Fitch Ratings lowered Ireland’s credit grade to the lowest of any of the major rating companies and said there’s a risk of a further reduction.
Ireland was cut to A+ from AA-, reflecting the “exceptional and greater-than-expected cost” of the nation’s bailout of its banking system. Fitch said the rating could be lowered again if the economy stagnates and political support for budgetary consolidation weakens.
The move came a day after Moody's said it may cut Ireland's debt rating again. Fitch now rates the government two notches below Moody's and one notch below Standard & Poor's Corp.
Fitch's move followed Moody's downgrade Wednesday of state-owned Anglo Irish Bank Corp.'s Lower Tier 2 debt to its lowest rating, C. The rating indicates expected default with little prospect of recovery.

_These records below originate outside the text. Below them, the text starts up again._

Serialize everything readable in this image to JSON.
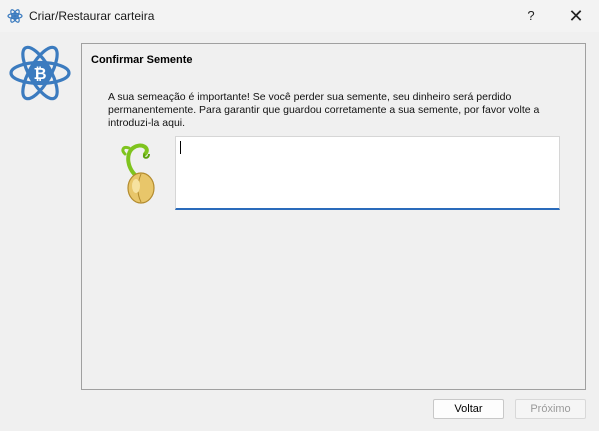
{
  "window": {
    "title": "Criar/Restaurar carteira",
    "help_label": "?",
    "close_label": "✕"
  },
  "icons": {
    "app": "electrum-atom-icon",
    "logo": "electrum-bitcoin-logo-icon",
    "seed": "sprouting-seed-icon"
  },
  "panel": {
    "title": "Confirmar Semente",
    "message": "A sua semeação é importante! Se você perder sua semente, seu dinheiro será perdido permanentemente. Para garantir que guardou corretamente a sua semente, por favor volte a introduzi-la aqui.",
    "seed_input_value": ""
  },
  "buttons": {
    "back": "Voltar",
    "next": "Próximo"
  },
  "colors": {
    "accent": "#2a6bbb",
    "logo_blue": "#3b7bbf"
  }
}
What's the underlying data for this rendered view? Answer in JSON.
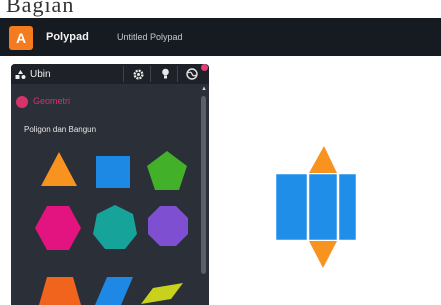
{
  "top_fragment": {
    "text": "Bagian"
  },
  "app": {
    "name": "Polypad",
    "logo": "A",
    "document_title": "Untitled Polypad"
  },
  "panel": {
    "tab_label": "Ubin",
    "section_label": "Geometri",
    "group_label": "Poligon dan Bangun",
    "icons": [
      "shapes-icon",
      "gear-icon",
      "bulb-icon",
      "globe-icon"
    ]
  },
  "tiles": [
    {
      "name": "triangle-tile",
      "color": "#f7931e"
    },
    {
      "name": "square-tile",
      "color": "#1e88e5"
    },
    {
      "name": "pentagon-tile",
      "color": "#43b02a"
    },
    {
      "name": "hexagon-tile",
      "color": "#e3147f"
    },
    {
      "name": "heptagon-tile",
      "color": "#15a39a"
    },
    {
      "name": "octagon-tile",
      "color": "#7e4fd0"
    },
    {
      "name": "trapezoid-tile",
      "color": "#f0641e"
    },
    {
      "name": "rhombus-tile",
      "color": "#1e88e5"
    },
    {
      "name": "parallelogram-tile",
      "color": "#c8d21c"
    }
  ],
  "canvas": {
    "net_colors": {
      "rect": "#1e8ee8",
      "triangle": "#f7931e"
    }
  },
  "colors": {
    "titlebar": "#161b22",
    "panel": "#2b2f38",
    "accent": "#d6336c"
  }
}
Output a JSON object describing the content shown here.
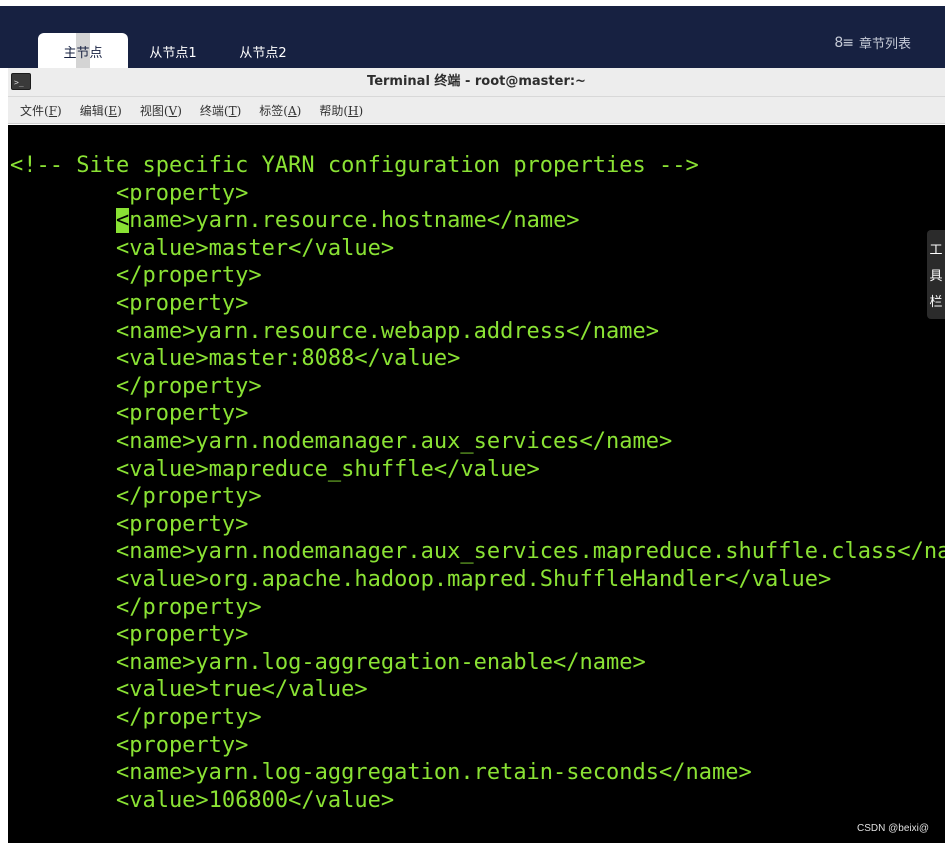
{
  "tabs": [
    {
      "label": "主节点"
    },
    {
      "label": "从节点1"
    },
    {
      "label": "从节点2"
    }
  ],
  "chapter_list": {
    "icon": "list-icon",
    "label": "章节列表"
  },
  "window": {
    "title": "Terminal 终端 - root@master:~",
    "icon_text": ">_"
  },
  "menu": [
    {
      "label": "文件",
      "key": "F"
    },
    {
      "label": "编辑",
      "key": "E"
    },
    {
      "label": "视图",
      "key": "V"
    },
    {
      "label": "终端",
      "key": "T"
    },
    {
      "label": "标签",
      "key": "A"
    },
    {
      "label": "帮助",
      "key": "H"
    }
  ],
  "terminal": {
    "text_color": "#8ae234",
    "background": "#000000",
    "comment": "<!-- Site specific YARN configuration properties -->",
    "lines": [
      "        <property>",
      "        <name>yarn.resource.hostname</name>",
      "        <value>master</value>",
      "        </property>",
      "        <property>",
      "        <name>yarn.resource.webapp.address</name>",
      "        <value>master:8088</value>",
      "        </property>",
      "        <property>",
      "        <name>yarn.nodemanager.aux_services</name>",
      "        <value>mapreduce_shuffle</value>",
      "        </property>",
      "        <property>",
      "        <name>yarn.nodemanager.aux_services.mapreduce.shuffle.class</name>",
      "        <value>org.apache.hadoop.mapred.ShuffleHandler</value>",
      "        </property>",
      "        <property>",
      "        <name>yarn.log-aggregation-enable</name>",
      "        <value>true</value>",
      "        </property>",
      "        <property>",
      "        <name>yarn.log-aggregation.retain-seconds</name>",
      "        <value>106800</value>"
    ],
    "cursor_line": 1
  },
  "side_toolbar": {
    "chars": [
      "工",
      "具",
      "栏"
    ]
  },
  "watermark": "CSDN @beixi@"
}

Moody's also cut Bank of Ireland's dated subordinated debt to Ba1 from A2, while Allied Irish Banks' subordinated debt was downgraded to Ba3 from A2.
The downgrades were significant and reflected concerns that Anglo Irish's problems could hurt the subordinated debt of other banks.
The moves by Fitch Ratings and Moody's Investors Service Inc. come after the Irish government acknowledged that the costs of bailing out the banks—which have suffered huge losses as a result of property loans—will push its budget deficit up to 32% of gross domestic product this year, the highest for any member of the euro zone since the currency was launched in 1999.